Dati Istat
Il Sud ha metà del pil pro capite del Nord
Il 10% della popolazione in povertà relativa

Mentre il nuovo duce Renzi e il suo tirapiedi al Lavoro Poletti osannano le presunte proprietà taumaturgiche del Jjobs act e cianciano di “timidi segnali di ripresa economica già in atto”, i dati Istat contenuti nel rapporto “Noi Italia” riferiti al 2014 e diffusi agli inizi di aprile invece fotografano un Paese che langue nella povertà con un Pil medio pro capite che a livello nazionale è precipitato a 25.256 euro, il minimo storico degli ultimi 10 anni.
A stare peggio sono le popolazioni del Sud Italia ferme a quota 16.761 euro contro i 30.821 degli abitanti del Nord-Ovest. A tal proposito l'Istat sottolinea fra l'altro che: "nel 2013, le famiglie residenti in Italia hanno percepito un reddito disponibile netto (esclusi i fitti imputati) pari, in media, a 29.473 euro, circa 2.456 euro al mese. Tuttavia, poiché la distribuzione dei redditi è asimmetrica (il valore medio è decisamente superiore a quello mediano), il 50% delle famiglie ha percepito un reddito non superiore a 24.310 euro, corrispondente a 2.026 euro al mese".

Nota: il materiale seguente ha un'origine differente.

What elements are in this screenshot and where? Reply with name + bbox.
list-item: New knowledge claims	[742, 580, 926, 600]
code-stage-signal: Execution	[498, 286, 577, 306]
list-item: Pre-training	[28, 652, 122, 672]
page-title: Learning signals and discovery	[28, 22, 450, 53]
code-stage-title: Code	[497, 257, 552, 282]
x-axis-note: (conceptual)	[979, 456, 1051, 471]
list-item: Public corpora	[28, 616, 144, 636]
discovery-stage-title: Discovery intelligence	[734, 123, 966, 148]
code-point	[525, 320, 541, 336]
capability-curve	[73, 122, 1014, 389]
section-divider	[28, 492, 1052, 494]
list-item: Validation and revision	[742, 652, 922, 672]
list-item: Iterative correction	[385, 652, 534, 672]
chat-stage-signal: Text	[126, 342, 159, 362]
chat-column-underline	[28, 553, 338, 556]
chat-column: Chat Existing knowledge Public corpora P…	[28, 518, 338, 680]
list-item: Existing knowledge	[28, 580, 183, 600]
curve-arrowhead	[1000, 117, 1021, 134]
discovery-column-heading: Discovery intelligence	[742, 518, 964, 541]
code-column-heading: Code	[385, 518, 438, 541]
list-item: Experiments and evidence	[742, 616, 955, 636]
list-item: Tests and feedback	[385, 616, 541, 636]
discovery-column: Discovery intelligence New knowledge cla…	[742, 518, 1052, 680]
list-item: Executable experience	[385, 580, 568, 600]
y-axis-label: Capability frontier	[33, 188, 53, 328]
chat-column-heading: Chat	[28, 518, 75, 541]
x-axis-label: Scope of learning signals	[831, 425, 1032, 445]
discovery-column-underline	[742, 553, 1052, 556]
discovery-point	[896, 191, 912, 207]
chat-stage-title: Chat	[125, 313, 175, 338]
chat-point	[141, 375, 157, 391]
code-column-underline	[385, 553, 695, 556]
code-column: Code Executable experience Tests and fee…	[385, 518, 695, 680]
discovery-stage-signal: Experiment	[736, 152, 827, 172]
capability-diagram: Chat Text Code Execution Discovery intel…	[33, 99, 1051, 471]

La povertà relativa coinvolge circa il 10% delle famiglie, quella assoluta un altro 5,7%. Nel 2014 l’indicatore di grave deprivazione materiale, spia delle difficoltà economiche, segna una piccola riduzione (dal 12,3 all’11,6%), ma il problema riguarda ben 7 milioni di persone, quattro delle quali nelle regioni meridionali. Non a caso, sale al 14% l’incidenza del lavoro precario a termine nel 2015, ed è più alta al Sud (18,4%) rispetto al Centro Nord (12,5%). Quanto agli occupati a tempo parziale (18,5%), anche in questo caso è un dato in crescita. Mentre restano al palo gli investimenti, fermi a un 17% scarso.
Drammatica risulta anche la rilevazione inerente il lavoro, peraltro in linea con i dati negativi del prodotto interno lordo pro capite, secondo cui sono ben 55,1 le persone in età non lavorativa ogni 100 in età lavorativa – valori in costante ascesa – e nella fascia di età dai 24 ai 64 anni quattro persone su dieci non hanno un lavoro. Con un forte squilibrio a sfavore delle donne (70,6% gli uomini occupati, 50,6% le donne), e con un netto divario territoriale tra l’occupazione al Centro-Nord e quella al Sud.
Un quadro generale a fosche tinte che trova conferma anche nei parametri inerenti i consumi elettrici, spia della produzione manifatturiera. Secondo l'Istat infatti nel 2014 i consumi elettrici sono scesi del 3% rispetto al 2013, così come è scesa la produzione (-4,3%). I consumi sono al valore più basso degli ultimi 12 anni, dall’ormai lontano 2004. Unica, piccola consolazione è la quota del 31,3% di consumi da rinnovabile, che vede l’Italia superare la media Ue (25,4%).
L'Italia, ricorda ancora l'Istat, con 60 milioni e 656mila residenti è il quarto paese più popoloso della Ue dopo Germania, Francia e Regno Unito. “Ma nella classifica del lavoro, l’11,7% di tasso di disoccupazione – dato non comprendente chi lavora saltuariamente con voucher et similia – resta altissimo. Nella Ue soltanto la Grecia, la Croazia e la Spagna hanno tassi di occupazione inferiori al 56,4% italiano. Per giunta il 58,1% dei senza impiego cerca lavoro da oltre un anno”.
I dati Istat svelano anche che il 25,7% degli italiani e italiane fra i 15 e i 29 anni non studiano e non lavorano. L’incidenza è lievemente più elevata fra le donne (27,1%), e molto più marcata nel Mezzogiorno: in Sicilia e Calabria sfiora il 40%.
Il peggioramento delle condizioni economiche e sociali delle masse popolari evidenziato dall'Istat ha pesanti ripercussioni anche nell'aspettativa di vita media. Infatti i dati certificano che per la prima volta negli ultimi 10 anni la speranza di vita è arretrata di 0,2 punti per gli uomini (80,1) e 0,3 per le donne (84,7) con il Mezzogiorno che addirittura è sotto la media nazionale.
Insomma nell'Italia del nuovo duce Renzi e del suo nero governo non solo si vive male ma si vive anche meno a lungo.